Isso aconteceu-lhe no Nacional?
E noutras companhias. Em televisão o texto é sempre novo, acabamos aquele dia de gravação, limpamos o disco rígido e toca a meter lá outro texto. No teatro isso já não acontece.

Mas como é que reage quando os seus colegas dizem lhe que o palco é que é a casa do artista?
É a opinião deles… eu gosto muito de fazer televisão.

Tem saudades de fazer televisão?
Tenho muitas saudades. Desde que tive um problema de saúde, as oportunidades não têm surgido. Estou vivo, mas eles não estão a escrever para pessoas mais velhas, algo que não acontece no Brasil.

Mas sente que é ou não um ator reconhecido?
Você, às vezes, faz umas perguntas um bocado difíceis. Sou reconhecido pelo público, não pelos políticos. Tenho pena de já não haver teatro na televisão. Faz falta.
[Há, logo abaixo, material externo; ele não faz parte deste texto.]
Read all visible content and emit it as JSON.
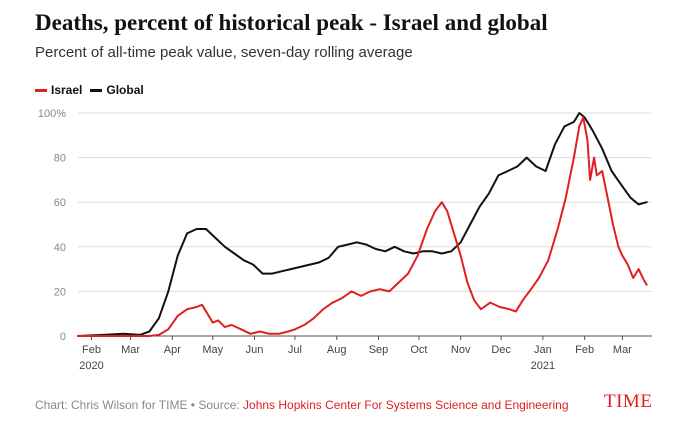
{
  "title": "Deaths, percent of historical peak - Israel and global",
  "subtitle": "Percent of all-time peak value, seven-day rolling average",
  "footer": {
    "credit": "Chart: Chris Wilson for TIME • Source: ",
    "source": "Johns Hopkins Center For Systems Science and Engineering"
  },
  "logo": "TIME",
  "colors": {
    "israel": "#e02020",
    "global": "#111111",
    "grid": "#dddddd",
    "axis_text": "#888888"
  },
  "chart_data": {
    "type": "line",
    "title": "Deaths, percent of historical peak - Israel and global",
    "subtitle": "Percent of all-time peak value, seven-day rolling average",
    "xlabel": "",
    "ylabel": "",
    "ylim": [
      0,
      100
    ],
    "xlim": [
      "2020-01-22",
      "2021-03-20"
    ],
    "grid": true,
    "legend": "top-left",
    "y_ticks": [
      {
        "value": 0,
        "label": "0"
      },
      {
        "value": 20,
        "label": "20"
      },
      {
        "value": 40,
        "label": "40"
      },
      {
        "value": 60,
        "label": "60"
      },
      {
        "value": 80,
        "label": "80"
      },
      {
        "value": 100,
        "label": "100%"
      }
    ],
    "x_ticks": [
      {
        "date": "2020-02-01",
        "label": "Feb",
        "year": "2020"
      },
      {
        "date": "2020-03-01",
        "label": "Mar",
        "year": ""
      },
      {
        "date": "2020-04-01",
        "label": "Apr",
        "year": ""
      },
      {
        "date": "2020-05-01",
        "label": "May",
        "year": ""
      },
      {
        "date": "2020-06-01",
        "label": "Jun",
        "year": ""
      },
      {
        "date": "2020-07-01",
        "label": "Jul",
        "year": ""
      },
      {
        "date": "2020-08-01",
        "label": "Aug",
        "year": ""
      },
      {
        "date": "2020-09-01",
        "label": "Sep",
        "year": ""
      },
      {
        "date": "2020-10-01",
        "label": "Oct",
        "year": ""
      },
      {
        "date": "2020-11-01",
        "label": "Nov",
        "year": ""
      },
      {
        "date": "2020-12-01",
        "label": "Dec",
        "year": ""
      },
      {
        "date": "2021-01-01",
        "label": "Jan",
        "year": "2021"
      },
      {
        "date": "2021-02-01",
        "label": "Feb",
        "year": ""
      },
      {
        "date": "2021-03-01",
        "label": "Mar",
        "year": ""
      }
    ],
    "series": [
      {
        "name": "Israel",
        "color": "#e02020",
        "points": [
          [
            "2020-01-22",
            0
          ],
          [
            "2020-03-15",
            0
          ],
          [
            "2020-03-22",
            0.5
          ],
          [
            "2020-03-29",
            3
          ],
          [
            "2020-04-05",
            9
          ],
          [
            "2020-04-12",
            12
          ],
          [
            "2020-04-19",
            13
          ],
          [
            "2020-04-23",
            14
          ],
          [
            "2020-04-27",
            10
          ],
          [
            "2020-05-01",
            6
          ],
          [
            "2020-05-05",
            7
          ],
          [
            "2020-05-10",
            4
          ],
          [
            "2020-05-15",
            5
          ],
          [
            "2020-05-22",
            3
          ],
          [
            "2020-05-29",
            1
          ],
          [
            "2020-06-05",
            2
          ],
          [
            "2020-06-12",
            1
          ],
          [
            "2020-06-19",
            1
          ],
          [
            "2020-06-26",
            2
          ],
          [
            "2020-07-01",
            3
          ],
          [
            "2020-07-08",
            5
          ],
          [
            "2020-07-15",
            8
          ],
          [
            "2020-07-22",
            12
          ],
          [
            "2020-07-29",
            15
          ],
          [
            "2020-08-05",
            17
          ],
          [
            "2020-08-12",
            20
          ],
          [
            "2020-08-19",
            18
          ],
          [
            "2020-08-26",
            20
          ],
          [
            "2020-09-02",
            21
          ],
          [
            "2020-09-09",
            20
          ],
          [
            "2020-09-16",
            24
          ],
          [
            "2020-09-23",
            28
          ],
          [
            "2020-09-30",
            36
          ],
          [
            "2020-10-07",
            48
          ],
          [
            "2020-10-13",
            56
          ],
          [
            "2020-10-18",
            60
          ],
          [
            "2020-10-22",
            56
          ],
          [
            "2020-10-27",
            46
          ],
          [
            "2020-11-01",
            36
          ],
          [
            "2020-11-06",
            24
          ],
          [
            "2020-11-11",
            16
          ],
          [
            "2020-11-16",
            12
          ],
          [
            "2020-11-23",
            15
          ],
          [
            "2020-11-30",
            13
          ],
          [
            "2020-12-07",
            12
          ],
          [
            "2020-12-12",
            11
          ],
          [
            "2020-12-17",
            16
          ],
          [
            "2020-12-22",
            20
          ],
          [
            "2020-12-29",
            26
          ],
          [
            "2021-01-05",
            34
          ],
          [
            "2021-01-12",
            48
          ],
          [
            "2021-01-18",
            62
          ],
          [
            "2021-01-24",
            80
          ],
          [
            "2021-01-28",
            94
          ],
          [
            "2021-01-31",
            98
          ],
          [
            "2021-02-03",
            88
          ],
          [
            "2021-02-05",
            70
          ],
          [
            "2021-02-08",
            80
          ],
          [
            "2021-02-10",
            72
          ],
          [
            "2021-02-14",
            74
          ],
          [
            "2021-02-18",
            62
          ],
          [
            "2021-02-22",
            50
          ],
          [
            "2021-02-26",
            40
          ],
          [
            "2021-03-01",
            36
          ],
          [
            "2021-03-05",
            32
          ],
          [
            "2021-03-09",
            26
          ],
          [
            "2021-03-13",
            30
          ],
          [
            "2021-03-17",
            25
          ],
          [
            "2021-03-19",
            23
          ]
        ]
      },
      {
        "name": "Global",
        "color": "#111111",
        "points": [
          [
            "2020-01-22",
            0
          ],
          [
            "2020-02-10",
            0.5
          ],
          [
            "2020-02-25",
            1
          ],
          [
            "2020-03-08",
            0.5
          ],
          [
            "2020-03-15",
            2
          ],
          [
            "2020-03-22",
            8
          ],
          [
            "2020-03-29",
            20
          ],
          [
            "2020-04-05",
            36
          ],
          [
            "2020-04-12",
            46
          ],
          [
            "2020-04-19",
            48
          ],
          [
            "2020-04-26",
            48
          ],
          [
            "2020-05-03",
            44
          ],
          [
            "2020-05-10",
            40
          ],
          [
            "2020-05-17",
            37
          ],
          [
            "2020-05-24",
            34
          ],
          [
            "2020-05-31",
            32
          ],
          [
            "2020-06-07",
            28
          ],
          [
            "2020-06-14",
            28
          ],
          [
            "2020-06-21",
            29
          ],
          [
            "2020-06-28",
            30
          ],
          [
            "2020-07-05",
            31
          ],
          [
            "2020-07-12",
            32
          ],
          [
            "2020-07-19",
            33
          ],
          [
            "2020-07-26",
            35
          ],
          [
            "2020-08-02",
            40
          ],
          [
            "2020-08-09",
            41
          ],
          [
            "2020-08-16",
            42
          ],
          [
            "2020-08-23",
            41
          ],
          [
            "2020-08-30",
            39
          ],
          [
            "2020-09-06",
            38
          ],
          [
            "2020-09-13",
            40
          ],
          [
            "2020-09-20",
            38
          ],
          [
            "2020-09-27",
            37
          ],
          [
            "2020-10-04",
            38
          ],
          [
            "2020-10-11",
            38
          ],
          [
            "2020-10-18",
            37
          ],
          [
            "2020-10-25",
            38
          ],
          [
            "2020-11-01",
            42
          ],
          [
            "2020-11-08",
            50
          ],
          [
            "2020-11-15",
            58
          ],
          [
            "2020-11-22",
            64
          ],
          [
            "2020-11-29",
            72
          ],
          [
            "2020-12-06",
            74
          ],
          [
            "2020-12-13",
            76
          ],
          [
            "2020-12-20",
            80
          ],
          [
            "2020-12-27",
            76
          ],
          [
            "2021-01-03",
            74
          ],
          [
            "2021-01-10",
            86
          ],
          [
            "2021-01-17",
            94
          ],
          [
            "2021-01-24",
            96
          ],
          [
            "2021-01-28",
            100
          ],
          [
            "2021-02-01",
            98
          ],
          [
            "2021-02-07",
            92
          ],
          [
            "2021-02-14",
            84
          ],
          [
            "2021-02-21",
            74
          ],
          [
            "2021-02-28",
            68
          ],
          [
            "2021-03-07",
            62
          ],
          [
            "2021-03-13",
            59
          ],
          [
            "2021-03-19",
            60
          ]
        ]
      }
    ]
  }
}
Fiz algum teatro na televisão e ainda era aluno do conservatório.

É mais fácil comprar um bilhete de cinema do que um de teatro?
É mais fácil, se bem que os cinemas também estão em crise (risos).

Mas posso concluir que, enquanto espectador, é um grande observador?
Sim, sou, sou muito atento, mesmo que seja um texto chato, desinteressante, não me levanto, não saio da sala nem adormeço.
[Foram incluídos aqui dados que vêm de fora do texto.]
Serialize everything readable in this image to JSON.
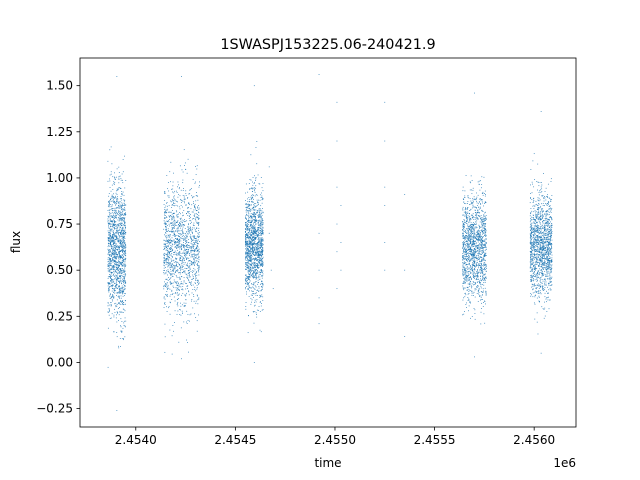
{
  "chart_data": {
    "type": "scatter",
    "title": "1SWASPJ153225.06-240421.9",
    "xlabel": "time",
    "ylabel": "flux",
    "x_offset_label": "1e6",
    "xlim": [
      2.45372,
      2.45621
    ],
    "ylim": [
      -0.35,
      1.65
    ],
    "x_ticks": [
      2.454,
      2.4545,
      2.455,
      2.4555,
      2.456
    ],
    "x_tick_labels": [
      "2.4540",
      "2.4545",
      "2.4550",
      "2.4555",
      "2.4560"
    ],
    "y_ticks": [
      -0.25,
      0.0,
      0.25,
      0.5,
      0.75,
      1.0,
      1.25,
      1.5
    ],
    "y_tick_labels": [
      "−0.25",
      "0.00",
      "0.25",
      "0.50",
      "0.75",
      "1.00",
      "1.25",
      "1.50"
    ],
    "grid": false,
    "marker_color": "#1f77b4",
    "series": [
      {
        "clusters": [
          {
            "x_range": [
              2.45386,
              2.45395
            ],
            "flux_center": 0.6,
            "flux_spread": 0.18,
            "flux_min": -0.26,
            "flux_max": 1.55
          },
          {
            "x_range": [
              2.45414,
              2.45432
            ],
            "flux_center": 0.62,
            "flux_spread": 0.17,
            "flux_min": 0.02,
            "flux_max": 1.55
          },
          {
            "x_range": [
              2.45455,
              2.45464
            ],
            "flux_center": 0.63,
            "flux_spread": 0.15,
            "flux_min": 0.0,
            "flux_max": 1.5
          },
          {
            "x_range": [
              2.45564,
              2.45576
            ],
            "flux_center": 0.62,
            "flux_spread": 0.14,
            "flux_min": 0.03,
            "flux_max": 1.46
          },
          {
            "x_range": [
              2.45598,
              2.45609
            ],
            "flux_center": 0.63,
            "flux_spread": 0.14,
            "flux_min": 0.05,
            "flux_max": 1.36
          }
        ],
        "scattered": [
          [
            2.45492,
            1.56
          ],
          [
            2.45492,
            1.1
          ],
          [
            2.45492,
            0.7
          ],
          [
            2.45492,
            0.5
          ],
          [
            2.45492,
            0.35
          ],
          [
            2.45492,
            0.21
          ],
          [
            2.45501,
            1.41
          ],
          [
            2.45501,
            1.2
          ],
          [
            2.45501,
            0.95
          ],
          [
            2.45501,
            0.75
          ],
          [
            2.45501,
            0.6
          ],
          [
            2.45501,
            0.4
          ],
          [
            2.45503,
            0.85
          ],
          [
            2.45503,
            0.65
          ],
          [
            2.45503,
            0.5
          ],
          [
            2.45525,
            1.41
          ],
          [
            2.45525,
            1.2
          ],
          [
            2.45525,
            0.95
          ],
          [
            2.45525,
            0.85
          ],
          [
            2.45525,
            0.65
          ],
          [
            2.45525,
            0.5
          ],
          [
            2.45535,
            0.91
          ],
          [
            2.45535,
            0.5
          ],
          [
            2.45535,
            0.14
          ],
          [
            2.45467,
            0.7
          ],
          [
            2.45468,
            0.5
          ],
          [
            2.45469,
            0.4
          ],
          [
            2.45467,
            1.06
          ]
        ]
      }
    ]
  }
}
Mas existe ou não o grande papel na vida do ator?
Não sou ambicioso e acho que peco por isso. Não sei se existe…

É a favor dos subsídios no teatro?
Claro que sou. Para fazer teatro, neste momento, quase que temos que pagar, mesmo por conta de outrém, ou, dificilmente, recebemos o dinheiro a tempo e horas. Entendo que se querem manter o teatro em Portugal, ou outro tipo de espetáculo, como a ópera, que para mim é um espetáculo mais completo, tem que subsidiar, faz parte, um país sem cultura não vale de nada. A cultura é necessária para um país.
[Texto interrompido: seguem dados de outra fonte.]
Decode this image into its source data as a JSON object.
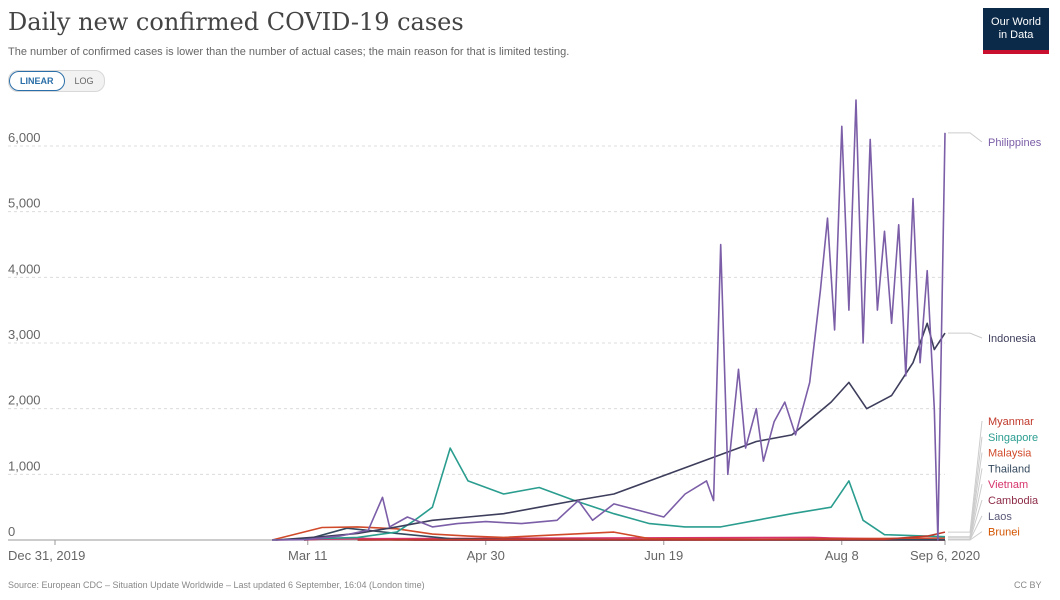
{
  "header": {
    "title": "Daily new confirmed COVID-19 cases",
    "subtitle": "The number of confirmed cases is lower than the number of actual cases; the main reason for that is limited testing."
  },
  "scale_toggle": {
    "linear_label": "LINEAR",
    "log_label": "LOG",
    "selected": "LINEAR"
  },
  "logo": {
    "line1": "Our World",
    "line2": "in Data"
  },
  "footer": {
    "source": "Source: European CDC – Situation Update Worldwide – Last updated 6 September, 16:04 (London time)",
    "license": "CC BY"
  },
  "chart_data": {
    "type": "line",
    "title": "Daily new confirmed COVID-19 cases",
    "xlabel": "",
    "ylabel": "",
    "x_range": [
      "2019-12-31",
      "2020-09-06"
    ],
    "ylim": [
      0,
      6700
    ],
    "y_ticks": [
      0,
      1000,
      2000,
      3000,
      4000,
      5000,
      6000
    ],
    "y_tick_labels": [
      "0",
      "1,000",
      "2,000",
      "3,000",
      "4,000",
      "5,000",
      "6,000"
    ],
    "x_ticks": [
      "2019-12-31",
      "2020-03-11",
      "2020-04-30",
      "2020-06-19",
      "2020-08-08",
      "2020-09-06"
    ],
    "x_tick_labels": [
      "Dec 31, 2019",
      "Mar 11",
      "Apr 30",
      "Jun 19",
      "Aug 8",
      "Sep 6, 2020"
    ],
    "grid": "horizontal-dotted",
    "legend": "right",
    "series": [
      {
        "name": "Philippines",
        "color": "#7b5ea7",
        "points": [
          [
            "2020-03-01",
            0
          ],
          [
            "2020-03-10",
            5
          ],
          [
            "2020-03-20",
            60
          ],
          [
            "2020-03-28",
            150
          ],
          [
            "2020-04-01",
            650
          ],
          [
            "2020-04-03",
            200
          ],
          [
            "2020-04-08",
            350
          ],
          [
            "2020-04-15",
            200
          ],
          [
            "2020-04-22",
            250
          ],
          [
            "2020-04-30",
            280
          ],
          [
            "2020-05-10",
            250
          ],
          [
            "2020-05-20",
            300
          ],
          [
            "2020-05-26",
            600
          ],
          [
            "2020-05-30",
            300
          ],
          [
            "2020-06-05",
            550
          ],
          [
            "2020-06-12",
            450
          ],
          [
            "2020-06-19",
            350
          ],
          [
            "2020-06-25",
            700
          ],
          [
            "2020-07-01",
            900
          ],
          [
            "2020-07-03",
            600
          ],
          [
            "2020-07-05",
            4500
          ],
          [
            "2020-07-07",
            1000
          ],
          [
            "2020-07-10",
            2600
          ],
          [
            "2020-07-12",
            1400
          ],
          [
            "2020-07-15",
            2000
          ],
          [
            "2020-07-17",
            1200
          ],
          [
            "2020-07-20",
            1800
          ],
          [
            "2020-07-23",
            2100
          ],
          [
            "2020-07-26",
            1600
          ],
          [
            "2020-07-30",
            2400
          ],
          [
            "2020-08-02",
            3800
          ],
          [
            "2020-08-04",
            4900
          ],
          [
            "2020-08-06",
            3200
          ],
          [
            "2020-08-08",
            6300
          ],
          [
            "2020-08-10",
            3500
          ],
          [
            "2020-08-12",
            6700
          ],
          [
            "2020-08-14",
            3000
          ],
          [
            "2020-08-16",
            6100
          ],
          [
            "2020-08-18",
            3500
          ],
          [
            "2020-08-20",
            4700
          ],
          [
            "2020-08-22",
            3300
          ],
          [
            "2020-08-24",
            4800
          ],
          [
            "2020-08-26",
            2500
          ],
          [
            "2020-08-28",
            5200
          ],
          [
            "2020-08-30",
            2700
          ],
          [
            "2020-09-01",
            4100
          ],
          [
            "2020-09-03",
            2000
          ],
          [
            "2020-09-04",
            0
          ],
          [
            "2020-09-06",
            6200
          ]
        ]
      },
      {
        "name": "Indonesia",
        "color": "#3d3d5c",
        "points": [
          [
            "2020-03-02",
            0
          ],
          [
            "2020-03-15",
            50
          ],
          [
            "2020-03-25",
            100
          ],
          [
            "2020-04-05",
            200
          ],
          [
            "2020-04-15",
            300
          ],
          [
            "2020-04-25",
            350
          ],
          [
            "2020-05-05",
            400
          ],
          [
            "2020-05-15",
            500
          ],
          [
            "2020-05-25",
            600
          ],
          [
            "2020-06-05",
            700
          ],
          [
            "2020-06-15",
            900
          ],
          [
            "2020-06-25",
            1100
          ],
          [
            "2020-07-05",
            1300
          ],
          [
            "2020-07-15",
            1500
          ],
          [
            "2020-07-25",
            1600
          ],
          [
            "2020-08-05",
            2100
          ],
          [
            "2020-08-10",
            2400
          ],
          [
            "2020-08-15",
            2000
          ],
          [
            "2020-08-22",
            2200
          ],
          [
            "2020-08-28",
            2700
          ],
          [
            "2020-09-01",
            3300
          ],
          [
            "2020-09-03",
            2900
          ],
          [
            "2020-09-06",
            3150
          ]
        ]
      },
      {
        "name": "Myanmar",
        "color": "#c0392b",
        "points": [
          [
            "2020-03-25",
            0
          ],
          [
            "2020-05-01",
            10
          ],
          [
            "2020-07-01",
            5
          ],
          [
            "2020-08-20",
            10
          ],
          [
            "2020-09-01",
            60
          ],
          [
            "2020-09-06",
            120
          ]
        ]
      },
      {
        "name": "Singapore",
        "color": "#2a9d8f",
        "points": [
          [
            "2020-03-01",
            0
          ],
          [
            "2020-03-25",
            40
          ],
          [
            "2020-04-05",
            120
          ],
          [
            "2020-04-10",
            300
          ],
          [
            "2020-04-15",
            500
          ],
          [
            "2020-04-20",
            1400
          ],
          [
            "2020-04-25",
            900
          ],
          [
            "2020-05-05",
            700
          ],
          [
            "2020-05-15",
            800
          ],
          [
            "2020-05-25",
            600
          ],
          [
            "2020-06-05",
            400
          ],
          [
            "2020-06-15",
            250
          ],
          [
            "2020-06-25",
            200
          ],
          [
            "2020-07-05",
            200
          ],
          [
            "2020-07-15",
            300
          ],
          [
            "2020-07-25",
            400
          ],
          [
            "2020-08-05",
            500
          ],
          [
            "2020-08-10",
            900
          ],
          [
            "2020-08-14",
            300
          ],
          [
            "2020-08-20",
            80
          ],
          [
            "2020-09-06",
            50
          ]
        ]
      },
      {
        "name": "Malaysia",
        "color": "#d04a2a",
        "points": [
          [
            "2020-03-01",
            0
          ],
          [
            "2020-03-15",
            190
          ],
          [
            "2020-03-25",
            200
          ],
          [
            "2020-04-05",
            170
          ],
          [
            "2020-04-15",
            90
          ],
          [
            "2020-04-25",
            60
          ],
          [
            "2020-05-05",
            40
          ],
          [
            "2020-06-05",
            120
          ],
          [
            "2020-06-15",
            20
          ],
          [
            "2020-07-15",
            10
          ],
          [
            "2020-09-06",
            30
          ]
        ]
      },
      {
        "name": "Thailand",
        "color": "#34495e",
        "points": [
          [
            "2020-03-10",
            0
          ],
          [
            "2020-03-22",
            180
          ],
          [
            "2020-04-05",
            100
          ],
          [
            "2020-04-20",
            20
          ],
          [
            "2020-06-01",
            5
          ],
          [
            "2020-09-06",
            5
          ]
        ]
      },
      {
        "name": "Vietnam",
        "color": "#d6336c",
        "points": [
          [
            "2020-03-01",
            0
          ],
          [
            "2020-03-25",
            20
          ],
          [
            "2020-07-31",
            40
          ],
          [
            "2020-08-05",
            30
          ],
          [
            "2020-09-06",
            5
          ]
        ]
      },
      {
        "name": "Cambodia",
        "color": "#8e2c48",
        "points": [
          [
            "2020-03-10",
            0
          ],
          [
            "2020-03-22",
            30
          ],
          [
            "2020-04-10",
            0
          ],
          [
            "2020-09-06",
            2
          ]
        ]
      },
      {
        "name": "Laos",
        "color": "#5a5a7a",
        "points": [
          [
            "2020-03-25",
            0
          ],
          [
            "2020-09-06",
            0
          ]
        ]
      },
      {
        "name": "Brunei",
        "color": "#d35400",
        "points": [
          [
            "2020-03-10",
            0
          ],
          [
            "2020-03-18",
            30
          ],
          [
            "2020-04-05",
            0
          ],
          [
            "2020-09-06",
            0
          ]
        ]
      }
    ]
  }
}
Essa instabilidade é o mais dificil na profissao de um ator?
É. Eu não posso falar muito porque, felizmente, fui um dos atores felizardos que recebeu durante 22 anos 13.º mês, férias pagas no Teatro e na Revista, no Teatro Maria Vitória, que também era o único teatro do Parque, que pagava a tempo e horas. Agora, infelizmente, não podem pagar, porque não têm público suficiente e isso entristece-me.

Os atores são inseguros?
(Risos). Eu sou a pessoa mais insegura, o ator mais inseguro, sobretudo, quando estou a trabalhar em teatro, sobretudo, em teatro…

Mas tem medo de falhar?
Antes de começar um projeto, seja em televisão ou em teatro, tenho sempre medo de falhar, fico apavorado.

O Alberto, de DancinDays, foi uma grande personagem?
Foi uma grande personagem, sim. Aliás, vários colegas, no primeiro ensaio de leitura, diziam que eu tinha o melhor papel da novela (riso). Foi um bombom para mim. A personagem tinha sido interpretada na versão nos anos 70 pelo grande Mário Lago, que foi um ator brasileiro que já faleceu. Eu diverti-me muito em Dancin’Days.

E neste papel foi fácil partilhar a personagem com a Margarida Carpinteiro?
Foi, meu Deus, a Margarida é uma atriz maravilhosa.

Esta personagem era do Alberto que tinha um vício. Existem muitos Albertos em Portugal?
Muitos (risos), eu já tive uma fase dessas.

Como gostava de um dia ser recordado?
Como um ator honesto, que sempre respeitou o público e gostaria que me recordassem como um ator de passagem, como tantos outros, e que não se esquecessem de mim, totalmente.